Royal Charters explicitly command JUDGES, MINISTERS and CIVIL SERVANTS to give favourable treatment to the chartered body, wrongdoing (including ‘non-recital’ or concealment and ‘mis-recital’ or deception) notwithstanding. That this command is not only made to be obeyed can be seen in the ‘Lloyds of London’ fraud and in numerous acts of parliament. If deception and concealment (the elements of fraud) have be contractually excused in advance at the highest level for over 900 years, then how well do standard assumptions hold up now?
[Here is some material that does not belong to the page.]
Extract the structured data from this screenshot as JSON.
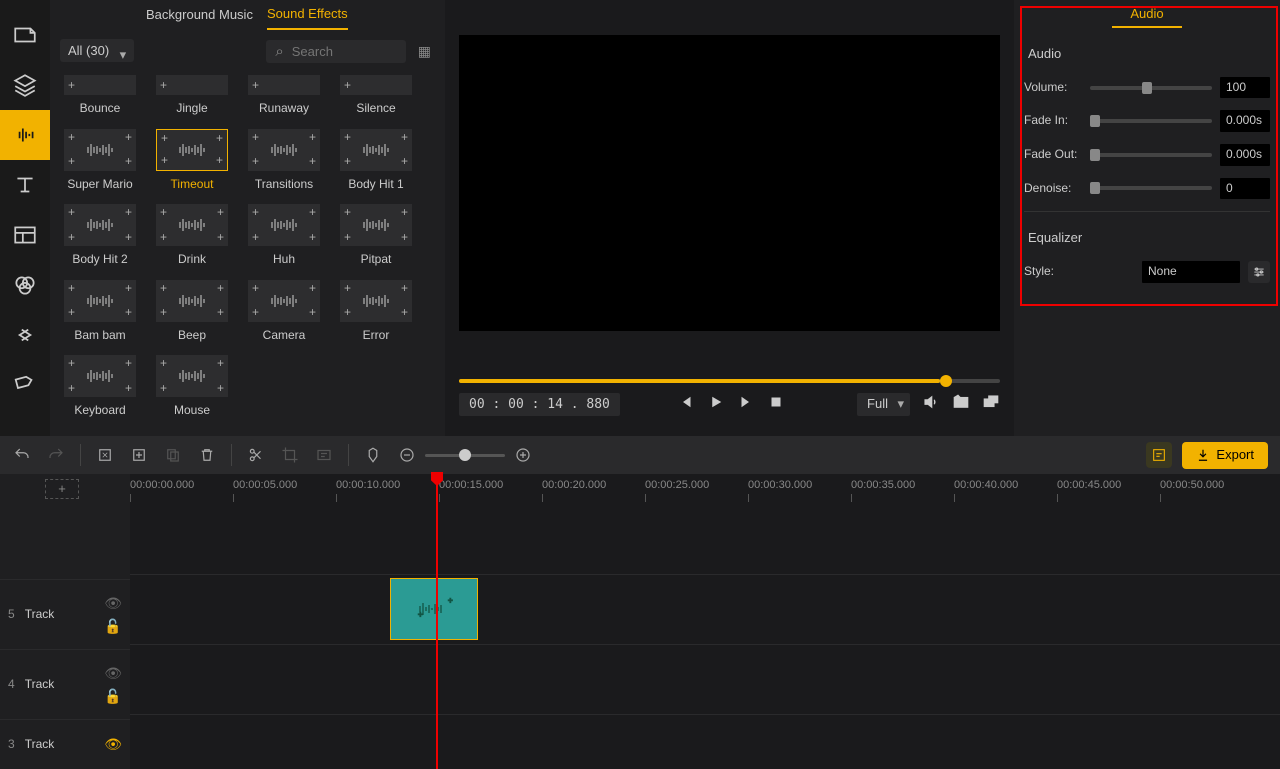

Some commonly held beliefs are that:
1. the British Empire lost most of its power and influence
2. our government is a constitutional monarchy/parliamentary democracy
3. the royal prerogative is limited to a few formalities
4. the Privy Council is primarily concerned with Commonwealth matters
5. UK Judges are independent, impartial and uphold the ‘the rule of law’
6. cabinet ministers decide policy
7. the monarch defers to the will of Parliament
8. incorporations is a defensible basis for doing business
9. market forces are natural and efficient
10. privatisation and deregulation have been driven by economic theories
11. the “special relationship” with the US has been a good thing

12 poverty, crime and war are inevitable

…evidentiary support…38 pages

Last sentence of the thesis work:

‘Greater security for everyone, based upon a clearer understanding of the feudal past which has continued in a more subtle guise, should be our common goal.’

There is much more to work of Ms. Moore, just thought I’d throw some academic work in this area of law. Ha, law!

echo August 7, 2020 2:23 PM

@name.withheld.for.obvious.reasons

Thanks. As you suggest the British constitution “as is” is a mockery. Things aren’t what they appear to be when you take a second look.